Digital currencies, commonly referred to as cryptocurrencies, have revolutionised the financial landscape by introducing decentralised and borderless means of value transfer. As their adoption grows, taxation becomes more complex. One area that often raises questions is whether withholding tax (WHT) applies to digital currencies, particularly in relation to dividend tax. This article explores whether digital currencies are subject to withholding tax, examining various scenarios and tax implications.

Understanding Withholding Tax

Governments impose withholding tax by deducting a portion of income payments, such as interest, dividends, or royalties, before the recipient receives the funds. This system ensures tax compliance and simplifies the collection of taxes from non-residents earning income within a particular jurisdiction.

How Are Digital Currencies Classified for Tax Purposes?

The tax treatment of digital currencies varies across jurisdictions due to their unique characteristics. In the United States, the Internal Revenue Service (IRS) classifies cryptocurrencies as property rather than currency. As a result, general tax principles applicable to property transactions govern digital asset transactions. Buying, selling, or trading cryptocurrencies may lead to capital gains or losses, depending on the holding period and the price difference between purchase and sale.

When Does Withholding Tax Apply to Digital Currencies?

The applicability of withholding tax to digital currencies depends on the nature of the transaction and specific jurisdictional tax regulations.

Payments to Independent Contractors and Employees

Businesses that pay independent contractors using digital currencies must account for tax implications. The fair market value of the cryptocurrency at the time of payment determines the tax liability. If the total payment exceeds $600 in a year, the IRS requires businesses to report it.

For employees, wages paid in digital currencies are taxable and must be reported. These payments are subject to income tax withholding, as well as Social Security and Medicare taxes.

Dividend Payments in Digital Currencies

When companies distribute dividends in digital currencies, tax treatment depends on the jurisdiction’s regulations. In the United States, shareholders must report the fair market value of the cryptocurrency received as dividend income. Companies may also need to withhold taxes on these dividend payments based on the recipient’s tax status.

Cross-Border Transactions and Withholding Tax

For international transactions, withholding tax may apply to payments made to foreign individuals or entities. Tax treaties between countries determine the specific rate and applicability. For example, a US company paying royalties in digital currencies to a foreign entity may need to withhold tax at a rate specified in the relevant tax treaty.
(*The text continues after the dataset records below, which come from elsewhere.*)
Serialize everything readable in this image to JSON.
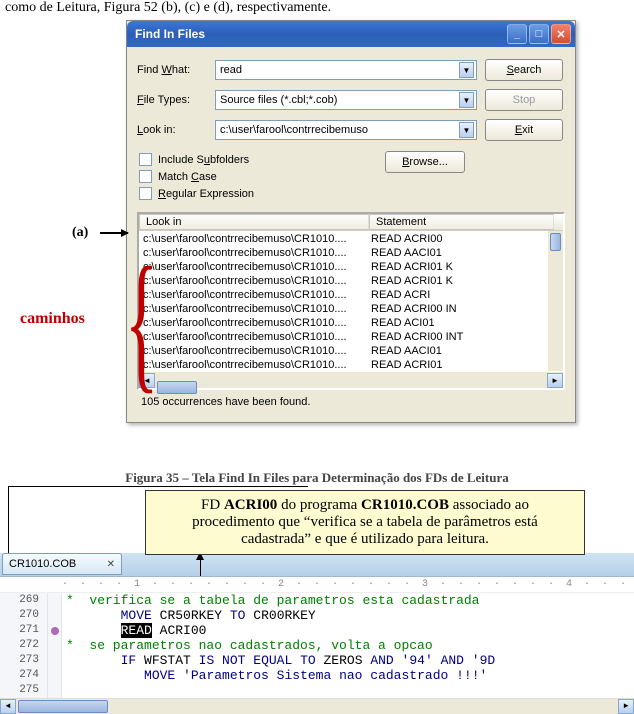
{
  "top_fragment": "como de Leitura, Figura 52 (b), (c) e (d), respectivamente.",
  "dialog": {
    "title": "Find In Files",
    "labels": {
      "find_what_pre": "Find ",
      "find_what_u": "W",
      "find_what_post": "hat:",
      "file_types_pre": "",
      "file_types_u": "F",
      "file_types_post": "ile Types:",
      "look_in_pre": "",
      "look_in_u": "L",
      "look_in_post": "ook in:",
      "include_sub_pre": "Include S",
      "include_sub_u": "u",
      "include_sub_post": "bfolders",
      "match_case_pre": "Match ",
      "match_case_u": "C",
      "match_case_post": "ase",
      "regex_pre": "",
      "regex_u": "R",
      "regex_post": "egular Expression"
    },
    "values": {
      "find_what": "read",
      "file_types": "Source files (*.cbl;*.cob)",
      "look_in": "c:\\user\\farool\\contrrecibemuso"
    },
    "buttons": {
      "search_u": "S",
      "search_post": "earch",
      "stop": "Stop",
      "exit_u": "E",
      "exit_post": "xit",
      "browse_u": "B",
      "browse_post": "rowse..."
    },
    "results": {
      "col1": "Look in",
      "col2": "Statement",
      "rows": [
        {
          "path": "c:\\user\\farool\\contrrecibemuso\\CR1010....",
          "stmt": "READ ACRI00"
        },
        {
          "path": "c:\\user\\farool\\contrrecibemuso\\CR1010....",
          "stmt": "READ AACI01"
        },
        {
          "path": "c:\\user\\farool\\contrrecibemuso\\CR1010....",
          "stmt": "     READ ACRI01 K"
        },
        {
          "path": "c:\\user\\farool\\contrrecibemuso\\CR1010....",
          "stmt": "READ ACRI01 K"
        },
        {
          "path": "c:\\user\\farool\\contrrecibemuso\\CR1010....",
          "stmt": "       READ ACRI"
        },
        {
          "path": "c:\\user\\farool\\contrrecibemuso\\CR1010....",
          "stmt": "READ ACRI00 IN"
        },
        {
          "path": "c:\\user\\farool\\contrrecibemuso\\CR1010....",
          "stmt": "      READ ACI01"
        },
        {
          "path": "c:\\user\\farool\\contrrecibemuso\\CR1010....",
          "stmt": "READ ACRI00 INT"
        },
        {
          "path": "c:\\user\\farool\\contrrecibemuso\\CR1010....",
          "stmt": "READ AACI01"
        },
        {
          "path": "c:\\user\\farool\\contrrecibemuso\\CR1010....",
          "stmt": "READ ACRI01"
        }
      ]
    },
    "status": "105 occurrences have been found."
  },
  "annotations": {
    "a": "(a)",
    "caminhos": "caminhos",
    "figcap": "Figura 35 – Tela Find In Files para Determinação dos FDs de Leitura",
    "callout_l1a": "FD  ",
    "callout_l1b": "ACRI00",
    "callout_l1c": "  do programa ",
    "callout_l1d": "CR1010.COB",
    "callout_l1e": " associado ao",
    "callout_l2": "procedimento que “verifica se a tabela de parâmetros está",
    "callout_l3": "cadastrada” e que é utilizado para leitura."
  },
  "editor": {
    "tab": "CR1010.COB",
    "lines": [
      {
        "n": "269",
        "mark": false,
        "html": "<span class='cm-comment'>*  verifica se a tabela de parametros esta cadastrada</span>"
      },
      {
        "n": "270",
        "mark": false,
        "html": "       <span class='cm-kw'>MOVE</span> <span class='cm-id'>CR50RKEY</span> <span class='cm-kw'>TO</span> <span class='cm-id'>CR00RKEY</span>"
      },
      {
        "n": "271",
        "mark": true,
        "html": "       <span class='cm-hl'>READ</span> <span class='cm-id'>ACRI00</span>"
      },
      {
        "n": "272",
        "mark": false,
        "html": "<span class='cm-comment'>*  se parametros nao cadastrados, volta a opcao</span>"
      },
      {
        "n": "273",
        "mark": false,
        "html": "       <span class='cm-kw'>IF</span> <span class='cm-id'>WFSTAT</span> <span class='cm-kw'>IS NOT EQUAL TO</span> <span class='cm-id'>ZEROS</span> <span class='cm-kw'>AND</span> <span class='cm-str'>'94'</span> <span class='cm-kw'>AND</span> <span class='cm-str'>'9D</span>"
      },
      {
        "n": "274",
        "mark": false,
        "html": "          <span class='cm-kw'>MOVE</span> <span class='cm-str'>'Parametros Sistema nao cadastrado !!!'</span>"
      },
      {
        "n": "275",
        "mark": false,
        "html": ""
      }
    ]
  }
}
How Do Tax Authorities Track Digital Currency Transactions?

Governments are developing new methods to monitor transactions. Tax authorities use blockchain analytics and exchange reporting requirements to enforce withholding tax compliance. While dividends in cryptocurrencies may be taxed similarly to traditional dividends, other digital asset earnings—such as staking rewards and DeFi yields—may also fall under withholding tax regulations depending on jurisdictional rules.

Tax Reporting Obligations

Individuals must report income from digital assets on their tax returns, including mining rewards, staking earnings, or payments received in cryptocurrencies.
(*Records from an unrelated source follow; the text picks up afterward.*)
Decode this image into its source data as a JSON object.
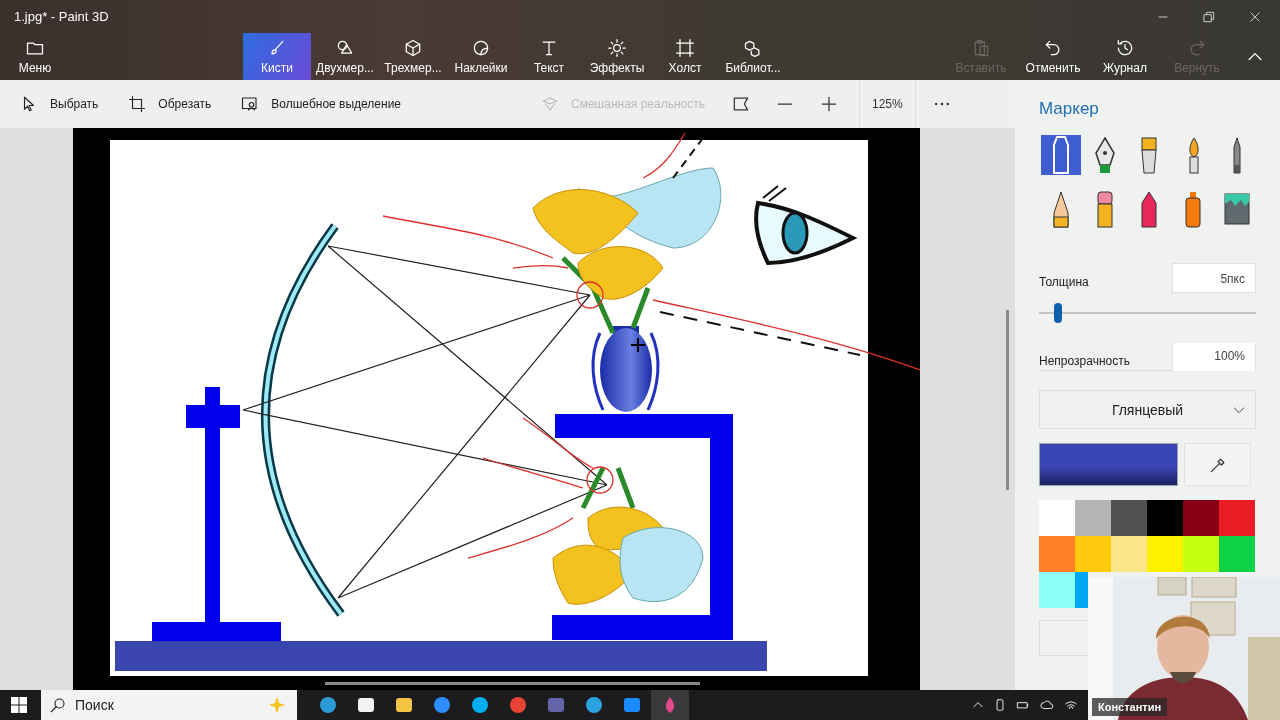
{
  "window": {
    "title": "1.jpg* - Paint 3D"
  },
  "ribbon": {
    "menu": {
      "label": "Меню"
    },
    "tabs": [
      {
        "kind": "brushes",
        "label": "Кисти",
        "selected": true
      },
      {
        "kind": "shapes2d",
        "label": "Двухмер...",
        "selected": false
      },
      {
        "kind": "shapes3d",
        "label": "Трехмер...",
        "selected": false
      },
      {
        "kind": "stickers",
        "label": "Наклейки",
        "selected": false
      },
      {
        "kind": "text",
        "label": "Текст",
        "selected": false
      },
      {
        "kind": "effects",
        "label": "Эффекты",
        "selected": false
      },
      {
        "kind": "canvas",
        "label": "Холст",
        "selected": false
      },
      {
        "kind": "library",
        "label": "Библиот...",
        "selected": false
      }
    ],
    "actions": [
      {
        "kind": "paste",
        "label": "Вставить",
        "disabled": true
      },
      {
        "kind": "undo",
        "label": "Отменить",
        "disabled": false
      },
      {
        "kind": "history",
        "label": "Журнал",
        "disabled": false
      },
      {
        "kind": "redo",
        "label": "Вернуть",
        "disabled": true
      }
    ]
  },
  "toolbar": {
    "tools": [
      {
        "kind": "select",
        "label": "Выбрать",
        "disabled": false
      },
      {
        "kind": "crop",
        "label": "Обрезать",
        "disabled": false
      },
      {
        "kind": "magic",
        "label": "Волшебное выделение",
        "disabled": false
      },
      {
        "kind": "mixed",
        "label": "Смешанная реальность",
        "disabled": true
      }
    ],
    "zoom": "125%"
  },
  "panel": {
    "title": "Маркер",
    "brushes": [
      {
        "kind": "marker",
        "selected": true
      },
      {
        "kind": "pen",
        "selected": false
      },
      {
        "kind": "oil",
        "selected": false
      },
      {
        "kind": "watercolor",
        "selected": false
      },
      {
        "kind": "pixel",
        "selected": false
      },
      {
        "kind": "pencil",
        "selected": false
      },
      {
        "kind": "eraser",
        "selected": false
      },
      {
        "kind": "crayon",
        "selected": false
      },
      {
        "kind": "spray",
        "selected": false
      },
      {
        "kind": "fill",
        "selected": false
      }
    ],
    "thickness": {
      "label": "Толщина",
      "value": "5пкс",
      "level": 0.03
    },
    "opacity": {
      "label": "Непрозрачность",
      "value": "100%"
    },
    "finish": "Глянцевый",
    "current": {
      "color": "#3a45b5"
    },
    "palette": [
      {
        "color": "#ffffff"
      },
      {
        "color": "#b4b6b4"
      },
      {
        "color": "#4f524f"
      },
      {
        "color": "#000000"
      },
      {
        "color": "#880015"
      },
      {
        "color": "#ec1c24"
      },
      {
        "color": "#ff7f27"
      },
      {
        "color": "#ffc90e"
      },
      {
        "color": "#fde68a"
      },
      {
        "color": "#fff200"
      },
      {
        "color": "#c4ff0e"
      },
      {
        "color": "#0ed145"
      },
      {
        "color": "#8cfffb"
      },
      {
        "color": "#00a8f3"
      }
    ]
  },
  "taskbar": {
    "search": {
      "placeholder": "Поиск"
    }
  },
  "video": {
    "caption": "Константин"
  }
}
Brokers must also comply with new reporting obligations. From 1 January 2025, they must report the gross proceeds from customers’ crypto sales and exchanges. This requirement enhances IRS oversight of digital asset transactions.

How Different Countries Tax Digital Currencies

Tax treatment of digital currencies differs worldwide. The Court of Justice of the European Union ruled that exchanging traditional currencies for bitcoin is exempt from VAT. However, each EU member state has its own regulations regarding income tax and withholding tax on cryptocurrency transactions.

In Belarus, under the Decree on the Development of Digital Economy, certain digital currency transactions were excluded from taxation until 1 January 2023. This temporary exemption encouraged digital asset adoption within the country.

Challenges in Enforcing Withholding Tax on Digital Currencies

Several challenges arise when applying withholding tax. Price volatility makes it difficult to determine fair market value at the time of a transaction. Additionally, evolving regulations often lag behind industry developments, creating ambiguity in tax laws. Ensuring compliance requires robust tracking and reporting systems, which pose challenges for both taxpayers and tax authorities.

Failing to withhold tax on crypto payments can result in severe penalties, including fines, interest charges, and potential legal action. As regulations continue to evolve, businesses and individuals must remain informed to avoid financial and legal risks.

Conclusion

Determining whether withholding tax applies to digital currencies depends on transaction type and jurisdictional regulations. As digital assets become more integrated into global financial systems, individuals and businesses must stay informed about their tax obligations. Consulting tax professionals, like Global Tax Recovery, and keeping up with regulatory developments can help navigate the complexities of digital currency taxation.